The federal government through the House Energy and Commerce Committee’s Health Subcommittee has conducted two hearings regarding the issue of the states uses of intergovernmental transfers and taxes charged to providers as a way to generate more Medicaid matching dollars. The contracted consultants for DPW have assured PCPA that the way Pennsylvania plans to develop their assessment is not in violation of CMS or federal law, policy, or regulations. The proposed legislation would require a broad-based, uniform assessment that will fit into the state’s current plan and doesn’t require CMS approval or a state plan revision or waiver.

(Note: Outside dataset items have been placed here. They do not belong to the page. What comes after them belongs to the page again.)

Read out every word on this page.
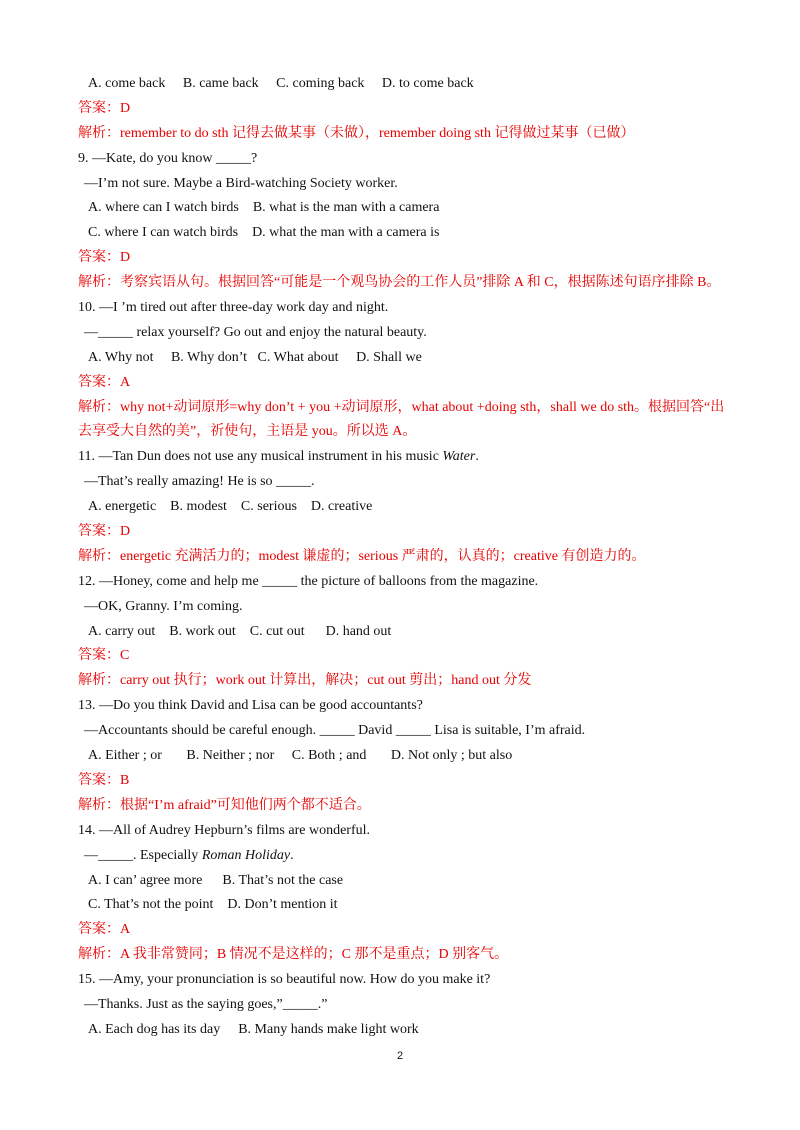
A. come back     B. came back     C. coming back     D. to come back
答案：D
解析：remember to do sth 记得去做某事（未做），remember doing sth 记得做过某事（已做）
9. —Kate, do you know _____?
—I’m not sure. Maybe a Bird-watching Society worker.
A. where can I watch birds B. what is the man with a camera
C. where I can watch birds D. what the man with a camera is
答案：D
解析：考察宾语从句。根据回答“可能是一个观鸟协会的工作人员”排除 A 和 C，根据陈述句语序排除 B。
10. —I ’m tired out after three-day work day and night.
—_____ relax yourself? Go out and enjoy the natural beauty.
A. Why not     B. Why don’t   C. What about     D. Shall we
答案：A
解析：why not+动词原形=why don’t + you +动词原形，what about +doing sth，shall we do sth。根据回答“出
去享受大自然的美”，祈使句，主语是 you。所以选 A。
11. —Tan Dun does not use any musical instrument in his music Water.
—That’s really amazing! He is so _____.
A. energetic    B. modest    C. serious    D. creative
答案：D
解析：energetic 充满活力的；modest 谦虚的；serious 严肃的，认真的；creative 有创造力的。
12. —Honey, come and help me _____ the picture of balloons from the magazine.
—OK, Granny. I’m coming.
A. carry out    B. work out    C. cut out      D. hand out
答案：C
解析：carry out 执行；work out 计算出，解决；cut out 剪出；hand out 分发
13. —Do you think David and Lisa can be good accountants?
—Accountants should be careful enough. _____ David _____ Lisa is suitable, I’m afraid.
A. Either ; or       B. Neither ; nor     C. Both ; and       D. Not only ; but also
答案：B
解析：根据“I’m afraid”可知他们两个都不适合。
14. —All of Audrey Hepburn’s films are wonderful.
—_____. Especially Roman Holiday.
A. I can’ agree more B. That’s not the case
C. That’s not the point D. Don’t mention it
答案：A
解析：A 我非常赞同；B 情况不是这样的；C 那不是重点；D 别客气。
15. —Amy, your pronunciation is so beautiful now. How do you make it?
—Thanks. Just as the saying goes,”_____.”
A. Each dog has its day B. Many hands make light work
2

DPW is moving rapidly on the “revenue maximization” plan and has requested provider input. PCPA has shared this information and requested assistance from its ICF/MR members.

MA Expenditures
Analysts at MedStat have developed two reports addressing Medicaid (MA) expenditures for long-term services. One addresses expenditures for long-term services including nursing homes and ICF/MR. The other looks at the Section 1915(c) Home and Community Based Waiver program. Spending for these services are now almost one-third of all MA long-term care costs. Three-fourths of waiver expenditures are for people with mental retardation and other developmental disabilities. Reports are available at www.hcbs.org.